IMS Guardian Control Module

Since the IMS Guardian has a reset button and alarm that install in the dash, I thought I’d install some Porsche cup-holders while I had things apart. The 2000 996 didn’t come with any cup-holders. They were an option on later cars and many dealers sell a retrofit kit, but to install it, you have to move things around in the center stack. My car came with climate controls on top, followed by the radio, then a set of 4-CD drawers, and a pocket shelf on the bottom. The cup-holders have to go in the top position. The radio stays put, and the climate controls move to the bottom. I could have left the CD drawers, but I never use them so I replaced them with a different pocket shelf (of course the old one wouldn’t fit in the third position.) The hardest part of the whole swap was feeding the wires and connectors for the climate controls all the way down to the bottom position. The wire loom is long enough, there just isn’t much room behind the stack to feed things through. After much cursing and a few busted knuckles, I got everything to fit. Don’t be alarmed if it looks like this before all going back together again:

soup sandwich

The best part is that since they are all Porsche parts, it all looks like it belongs together.

new cup holders

Installation of the IMS Guardian is an easy DIY project. If I hadn’t decided to redesign the center stack and install the baffle/billet adapter at the same time, it could have easily been completed in a couple of hours. Follow the instructions that come with it, just be careful to note that the torque on the plug is 19 ft. lbs. of torque (not 37) and that the video shows the correct pin to tap for power, even if the pin numbering is wrong. The hardest part for me was in finding a hole to pass the wire through from the cabin to the engine compartment. In the end, I used a small hole (that I had to enlarge) that was in the rear foot-well behind the driver. Just take your time, stock up and beer, and you’ll get through.

UPDATE: I always had a small leak after I installed the IMS plug. I tried double washers, a replacement plug unit and I even swapped out the oil pan. The new plug, pan, and a single washer sealed pretty well, but it was still moist. The kits now come with a sealant to use if you do not get a perfect seal. I was able to get a perfect seal without it when I stopped using Mobil 1. (Thanks for the tip Jake.) Also go easy on the oil pan sealant. Less is more. If you do oil analysis, expect to see elevated silica for your first test after re-doing the seal, but it should drop back to normal after one oil change.

Boat Plug in Spark Plug Tube

Spark Plug and Tube DIY for Porsche 996/997

Spark plugs in the M96 engine need to be replaced annually. While you’re there, you should change the spark plug tubes as well, especially if you have no record of them having been changed. You can do it without dropping the exhaust first, but it will take you twice as long, even accounting for the time it takes to drop and reinstall the exhaust. Wayne Dempsey has a good DIY for spark plug replacement so we don’t need to repeat it here. Having done it both ways, I will be dropping the exhaust from now on. Be sure that the engine is cold before you begin.
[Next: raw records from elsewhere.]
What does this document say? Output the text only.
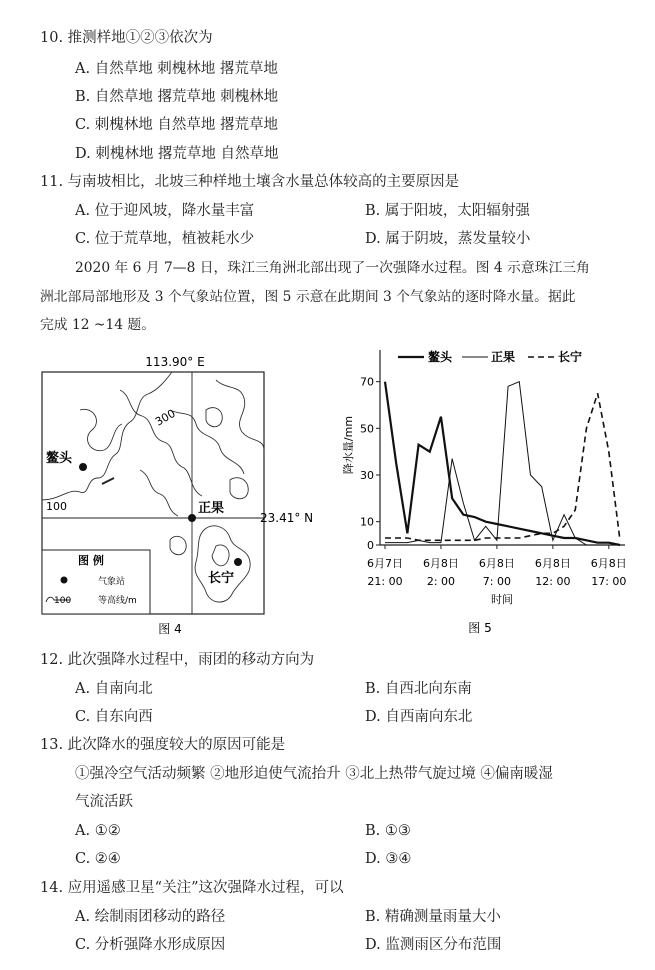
10. 推测样地①②③依次为
A. 自然草地 刺槐林地 撂荒草地
B. 自然草地 撂荒草地 刺槐林地
C. 刺槐林地 自然草地 撂荒草地
D. 刺槐林地 撂荒草地 自然草地
11. 与南坡相比，北坡三种样地土壤含水量总体较高的主要原因是
A. 位于迎风坡，降水量丰富	B. 属于阳坡，太阳辐射强
C. 位于荒草地，植被耗水少	D. 属于阴坡，蒸发量较小
2020 年 6 月 7—8 日，珠江三角洲北部出现了一次强降水过程。图 4 示意珠江三角
洲北部局部地形及 3 个气象站位置，图 5 示意在此期间 3 个气象站的逐时降水量。据此
完成 12 ~14 题。
113.90° E
300
100
鳌头
正果
长宁
23.41° N
图 例
气象站
100	等高线/m
图 4
鳌头	正果	长宁
降水量/mm
时间
0
10
30
50
70
6月7日
21: 00
6月8日
2: 00
6月8日
7: 00
6月8日
12: 00
6月8日
17: 00
图 5
12. 此次强降水过程中，雨团的移动方向为
A. 自南向北	B. 自西北向东南
C. 自东向西	D. 自西南向东北
13. 此次降水的强度较大的原因可能是
①强冷空气活动频繁 ②地形迫使气流抬升 ③北上热带气旋过境 ④偏南暖湿
气流活跃
A. ①②	B. ①③
C. ②④	D. ③④
14. 应用遥感卫星“关注”这次强降水过程，可以
A. 绘制雨团移动的路径	B. 精确测量雨量大小
C. 分析强降水形成原因	D. 监测雨区分布范围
If you find oil on the inside of the tube when you remove the plugs, then the tubes have cracked. Why else change the tubes? If you find oil on the valve cover seal or what appears to be a head gasket leak without an identifiable source, then your tubes may be leaking due to worn seals. They are relatively inexpensive to replace, and can help prevent wasting money on a more expensive repair that doesn’t work. The part number for the tube is 996-105-325-52. (Be sure to get the O-rings as well.)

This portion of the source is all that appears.